MindMed is a biotech based in New York and the firm has several psychedelic-inspired compounds running in clinical studies. These trials include a low-dose LSD treatment for ADHD and an ibogaine-based treatment that could address opioid addiction. MindMed aims to develop psychedelic-based therapies like traditional pharmaceutical products.
As a further elaboration upon LSD related research, MindMed has declared it is recruiting patients for a randomized, placebo-controlled trial that will study the impact of daytime and night-time dosing of LSD on various sleep measures.
The research will integrate digital medicine measurement techniques with more traditional self-reporting and cognitive tasks in order to assess the effectivity of micro-dosing on sleep patterns.
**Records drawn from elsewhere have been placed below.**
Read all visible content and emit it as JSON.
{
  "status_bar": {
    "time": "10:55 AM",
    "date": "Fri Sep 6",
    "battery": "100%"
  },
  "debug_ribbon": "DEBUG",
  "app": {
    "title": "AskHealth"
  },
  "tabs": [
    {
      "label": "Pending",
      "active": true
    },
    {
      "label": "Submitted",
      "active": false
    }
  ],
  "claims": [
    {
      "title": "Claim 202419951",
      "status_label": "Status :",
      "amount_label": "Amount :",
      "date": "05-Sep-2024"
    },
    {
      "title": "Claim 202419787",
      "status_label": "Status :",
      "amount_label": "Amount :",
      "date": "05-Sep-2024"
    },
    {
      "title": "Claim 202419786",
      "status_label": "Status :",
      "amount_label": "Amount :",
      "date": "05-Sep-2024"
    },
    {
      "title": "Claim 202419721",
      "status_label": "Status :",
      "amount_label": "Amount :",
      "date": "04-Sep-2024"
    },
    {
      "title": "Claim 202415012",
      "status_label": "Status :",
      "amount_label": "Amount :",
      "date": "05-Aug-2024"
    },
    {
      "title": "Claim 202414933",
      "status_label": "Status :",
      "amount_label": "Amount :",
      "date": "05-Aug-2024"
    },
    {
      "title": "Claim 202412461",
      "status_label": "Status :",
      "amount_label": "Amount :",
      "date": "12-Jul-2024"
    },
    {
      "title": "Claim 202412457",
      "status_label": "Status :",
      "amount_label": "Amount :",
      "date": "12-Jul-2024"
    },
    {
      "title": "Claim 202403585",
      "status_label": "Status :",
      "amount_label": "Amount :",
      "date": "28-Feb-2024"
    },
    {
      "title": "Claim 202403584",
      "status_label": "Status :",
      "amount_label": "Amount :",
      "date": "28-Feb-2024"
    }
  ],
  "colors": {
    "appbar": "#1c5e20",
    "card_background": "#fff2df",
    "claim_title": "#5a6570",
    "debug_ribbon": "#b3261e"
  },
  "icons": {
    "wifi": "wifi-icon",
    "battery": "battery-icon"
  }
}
For the research, the company will deploy digital measurement devices and software to determine the effects of LSD on “neuroplasticity markers such as BDNF plasma levels.”
In addition, the study will also record the impact of low-dose LSD on mood, cognitive performance, immune system response and emotions.
Speaking with Pharma Manufacturing, Dr. Kim Kuypers of Maastricht University (who is involved with the study) explains the rationale: “We are investigating whether the repeated intake of lower doses could lead to realignment of patterns of thinking that would enable individuals to access levels of self-awareness that can provide an enriched experience of life.”
Studies into LSD and sleep date back to the 1960s (“Alterations in the nocturnal sleep cycle resulting from LSD”), however the research presents one of the first to explore whether low-dose LSD has the potential as a sleep aid. Beyond LSD, MindMed is expanding its pipeline to include the development of 3,4-methylenedioxymethamphetamine (MDMA), which is the active ingredient in the street drug, ecstasy, as a potential treatment for social anxiety and autism.